Gartner has seen the future, and it's portable, thin and has a large screen but no keyboard. In short, a tablet. That's one of the themes of the research firm's year-end predictions for IT organizations and users unveiled today. Gartner envisions an increasingly central role for connected devices in the corporate workplace as the line between personal and enterprise technology becomes more and more blurred.
A big part of that trend will be the rise of tablets, with a projected 80% of businesses supporting a workforce using tablets by 2013.
"The Apple iPad is the first of what promises to be a huge wave of media tablets focused largely on content consumption, and to some extent communications, rather than content creation, with fewer features and less processing power than traditional PCs and notebooks or pen-centric tablet PCs," notes Gartner. At a minimum, it says companies will have to provide things like access to work email and calendaring for employees bringing their own devices to the office for convenience.
BlackBerry-maker Research in Motion is the first manufacturer aiming squarely at the enterprise market with its PlayBook tablet device, expected to debut in early 2011. Companies including Sun Life Financial Inc. and TD Bank Financial Group have already indicated interest in adopting it for their workforces.
But the consumer-oriented iPad is also getting corporate love.

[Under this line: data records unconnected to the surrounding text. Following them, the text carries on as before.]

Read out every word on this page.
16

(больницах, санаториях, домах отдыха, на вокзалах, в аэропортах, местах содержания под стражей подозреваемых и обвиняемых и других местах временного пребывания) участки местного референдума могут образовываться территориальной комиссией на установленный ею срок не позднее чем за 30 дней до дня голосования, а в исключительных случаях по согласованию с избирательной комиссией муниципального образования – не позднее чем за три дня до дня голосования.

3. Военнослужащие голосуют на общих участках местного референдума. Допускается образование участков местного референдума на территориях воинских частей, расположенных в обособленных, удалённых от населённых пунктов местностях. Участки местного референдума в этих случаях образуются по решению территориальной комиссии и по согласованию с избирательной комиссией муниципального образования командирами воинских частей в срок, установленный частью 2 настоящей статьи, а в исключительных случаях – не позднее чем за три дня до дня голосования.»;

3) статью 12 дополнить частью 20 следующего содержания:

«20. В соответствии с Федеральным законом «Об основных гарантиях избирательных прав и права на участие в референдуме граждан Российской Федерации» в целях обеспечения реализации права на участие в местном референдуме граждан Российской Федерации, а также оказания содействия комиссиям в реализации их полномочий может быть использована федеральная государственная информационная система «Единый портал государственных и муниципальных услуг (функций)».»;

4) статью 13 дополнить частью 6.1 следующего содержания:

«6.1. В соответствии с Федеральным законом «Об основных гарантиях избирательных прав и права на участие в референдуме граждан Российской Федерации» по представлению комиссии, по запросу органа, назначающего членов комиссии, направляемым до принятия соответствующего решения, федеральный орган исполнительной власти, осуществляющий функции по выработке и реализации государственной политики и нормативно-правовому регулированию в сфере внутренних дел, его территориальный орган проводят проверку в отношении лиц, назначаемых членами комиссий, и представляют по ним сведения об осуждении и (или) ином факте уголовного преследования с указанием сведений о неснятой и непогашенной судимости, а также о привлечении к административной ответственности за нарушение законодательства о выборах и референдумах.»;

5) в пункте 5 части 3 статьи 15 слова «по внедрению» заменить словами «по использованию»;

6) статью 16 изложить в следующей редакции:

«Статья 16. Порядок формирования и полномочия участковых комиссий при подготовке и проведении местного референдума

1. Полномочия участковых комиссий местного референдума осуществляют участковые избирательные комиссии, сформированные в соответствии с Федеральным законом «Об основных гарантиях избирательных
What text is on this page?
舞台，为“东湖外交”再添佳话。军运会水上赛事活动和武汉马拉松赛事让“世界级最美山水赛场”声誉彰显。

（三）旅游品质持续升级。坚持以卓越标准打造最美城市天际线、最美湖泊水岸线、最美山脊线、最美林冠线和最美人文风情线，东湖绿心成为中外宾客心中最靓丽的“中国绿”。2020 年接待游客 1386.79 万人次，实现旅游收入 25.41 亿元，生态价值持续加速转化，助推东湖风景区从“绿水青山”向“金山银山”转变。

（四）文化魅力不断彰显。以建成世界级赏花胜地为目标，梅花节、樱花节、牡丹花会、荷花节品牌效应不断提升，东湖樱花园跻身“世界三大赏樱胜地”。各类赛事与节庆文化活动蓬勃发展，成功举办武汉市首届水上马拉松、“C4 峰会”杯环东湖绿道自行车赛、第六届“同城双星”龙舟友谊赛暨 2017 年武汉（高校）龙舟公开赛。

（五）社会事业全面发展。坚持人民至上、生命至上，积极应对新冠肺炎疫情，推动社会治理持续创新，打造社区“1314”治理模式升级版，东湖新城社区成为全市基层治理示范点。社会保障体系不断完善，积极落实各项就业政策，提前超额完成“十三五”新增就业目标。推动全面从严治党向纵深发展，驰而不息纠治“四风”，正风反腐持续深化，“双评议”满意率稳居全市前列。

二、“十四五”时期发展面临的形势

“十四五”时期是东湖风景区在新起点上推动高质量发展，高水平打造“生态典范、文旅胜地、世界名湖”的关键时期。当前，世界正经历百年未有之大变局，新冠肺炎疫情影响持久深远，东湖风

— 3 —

The Financial Times earlier this month announced it would subsidize the purchase of iPads by its 1,800 employees to gain experience using tablets. It could also help generate wider interest in the newspaper's iPad app, which has attracted 400,000 users since its May launch. Partly because of the growing demand for tablets, Gartner has reduced its forecast for PC shipments in 2010 and 2011.
But tablets are part of the overall shift toward personal devices, for which 90% of corporations will provide compatible applications by 2014. "The trend toward supporting corporate applications on employee-owned notebooks and smartphones is already under way in many organizations and will become commonplace within four years," according to Gartner. Employees who prefer to use private consumer smartphones or notebooks for business rather than company-mandated devices will be at the forefront of this change.

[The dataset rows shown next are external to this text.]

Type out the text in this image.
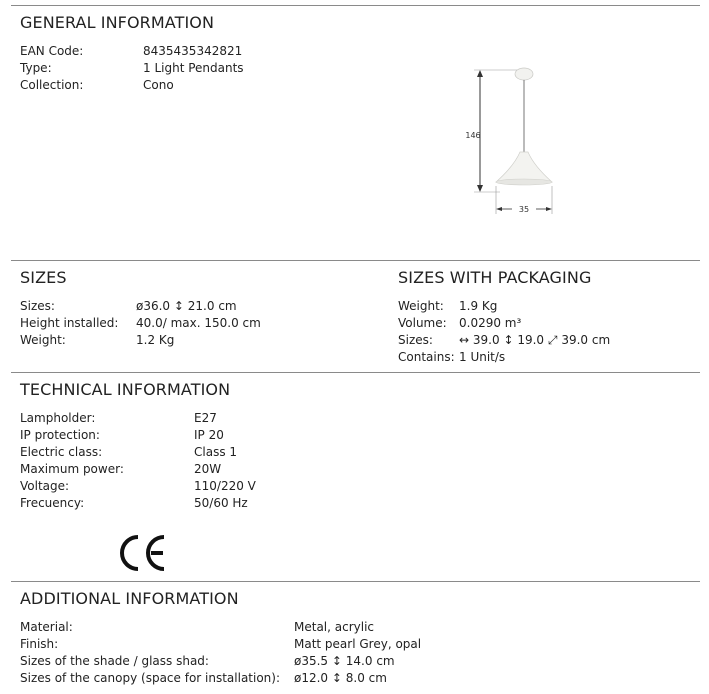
GENERAL INFORMATION
EAN Code:	8435435342821
Type:	1 Light Pendants
Collection:	Cono
146
35
SIZES	SIZES WITH PACKAGING
Sizes:	ø36.0 ↕ 21.0 cm
Height installed: 40.0/ max. 150.0 cm
Weight:	1.2 Kg
Weight: 1.9 Kg
Volume: 0.0290 m³
Sizes: ↔ 39.0 ↕ 19.0 ⤢ 39.0 cm
Contains: 1 Unit/s
TECHNICAL INFORMATION
Lampholder:	E27
IP protection:	IP 20
Electric class:	Class 1
Maximum power:	20W
Voltage:	110/220 V
Frecuency:	50/60 Hz
ADDITIONAL INFORMATION
Material:	Metal, acrylic
Finish:	Matt pearl Grey, opal
Sizes of the shade / glass shad:	ø35.5 ↕ 14.0 cm
Sizes of the canopy (space for installation): ø12.0 ↕ 8.0 cm
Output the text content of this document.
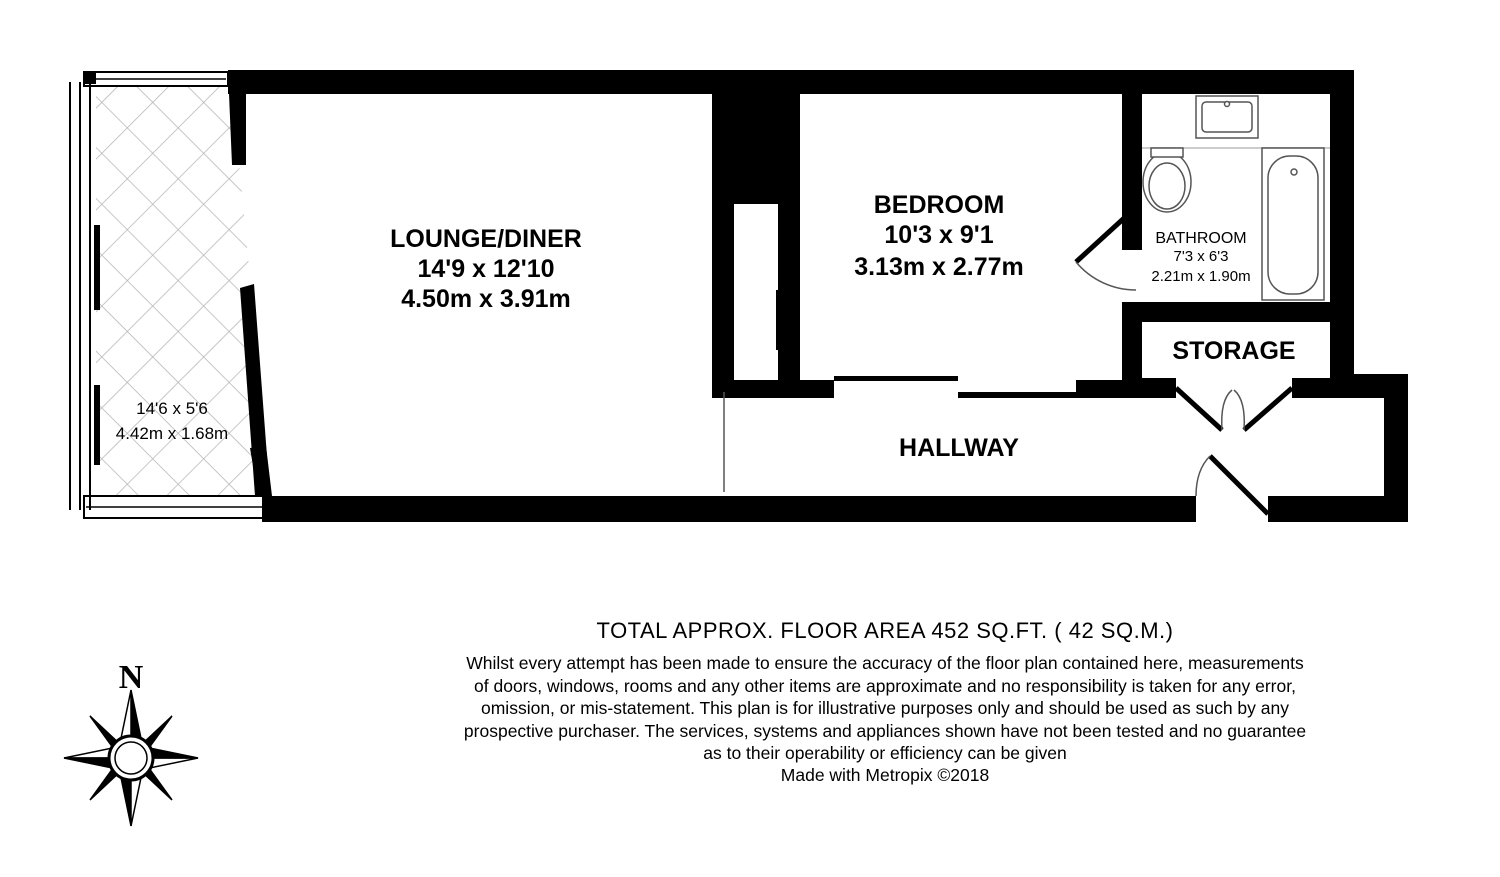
LOUNGE/DINER
14'9 x 12'10
4.50m x 3.91m
BEDROOM
10'3 x 9'1
3.13m x 2.77m
BATHROOM
7'3 x 6'3
2.21m x 1.90m
STORAGE
HALLWAY
14'6 x 5'6
4.42m x 1.68m
N
TOTAL APPROX. FLOOR AREA 452 SQ.FT. ( 42 SQ.M.)
Whilst every attempt has been made to ensure the accuracy of the floor plan contained here, measurements
of doors, windows, rooms and any other items are approximate and no responsibility is taken for any error,
omission, or mis-statement. This plan is for illustrative purposes only and should be used as such by any
prospective purchaser. The services, systems and appliances shown have not been tested and no guarantee
as to their operability or efficiency can be given
Made with Metropix ©2018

But the push toward greater personalization and online interaction will also have unintended consequences. In one of its creepier predictions, Gartner believes that in five years 10% of online "friends" will be non-human. It points out that many companies and groups already send messages via Twitter feeds and Facebook updates.
"By 2015, efforts to systematize and automate social engagement will result in the rise of social bots -- automated software agents that can handle, to varying degrees, interaction with communities of users in a manner personalized to each individual," states the report. And you thought robocalls were bad.